Frequently Asked Questions
What is the difference between a primary publication and a Physiome publication?
The primary publication is an experimental or modelling paper describing the model, and has been accepted to a peer-reviewed journal in the field of physiological modelling. The primary publication demonstrates that the model presented in the Physiome article has been scientifically reviewed. In addition, it will typically include relevant biological background, and explain why the model was developed.
Physiome articles focus on reproducibility and reuse, but do not deal with the validation nor scientific relevance of the models: these are reviewed in the Primary Paper.
My code is already in my primary publication. Why do I need a Physiome publication?
A Physiome article enables you to fully describe your model implementation and its use to reproduce the findings of your primary publication. Also, any modifications made to the code since the publication of the primary publication can be finalised in order to meet reproducibility and reusability standards.
Does the primary publication need to be published before submitting the corresponding Physiome publication?
No: for original submissions, authors are encouraged to prepare their Physiome submission(s) in parallel to the primary publication. Submissions will be curated and evaluated, but not published until the primary publication is accepted and has been allocated a DOI.
In my submission, do I have to include code for every figure in the primary publication?
No. The Physiome article should, however, clearly describe which results from the primary publication can be reproduced by the implementation.
My code is in a specific deprecated language - must I translate it?
Code language does not have to be a standard markup language - as long as we can run it our computers and reproduce the expected results. Provide exact instructions on how to install or access the tools required to execute the files included in your submission.
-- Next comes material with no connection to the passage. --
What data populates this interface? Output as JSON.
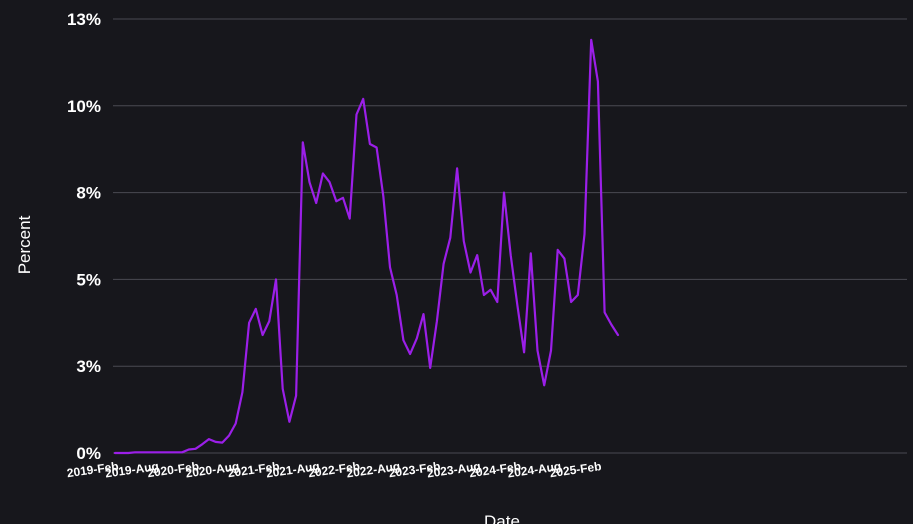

What is a standard format?
A markup languages such as CellML, SBML, and NeuroML, designed to encode a model in unambiguous form. The markup language SED-ML is designed to specify the simulation protocol for running the model with specified inputs and outputs. The use of these standard formats improves the reusability of your model implementation.
See the Computational Modelling in Biology Network (COMBINE) for further information and guidance on the use of standards for modelling in biology.
What is OMEX?
Physiome articles include a COMBINE archive containing all files required for implementation of the model and reproduction of the simulation results presented. It can be opened by any type of ZIP reader.
The Open Modelling Exchange format, OMEX, is the technical specification defining the format of the COMBINE archive.
I can't find my Physiome publication on pubmed/worldcat?
Each article has a DOI unique to it - it is not the same as the primary publication's. You will see your Physiome publication on international databases soon.
What is the impact factor for Physiome?
We are a new journal! We are working on appearing on various international databases.
Where are the physical Physiome issues?
We are an online only journal, publishing as soon as submissions are curated and accepted. Given the nature of the submissions, which are heavy on computer code, there are no physical copies of the journal.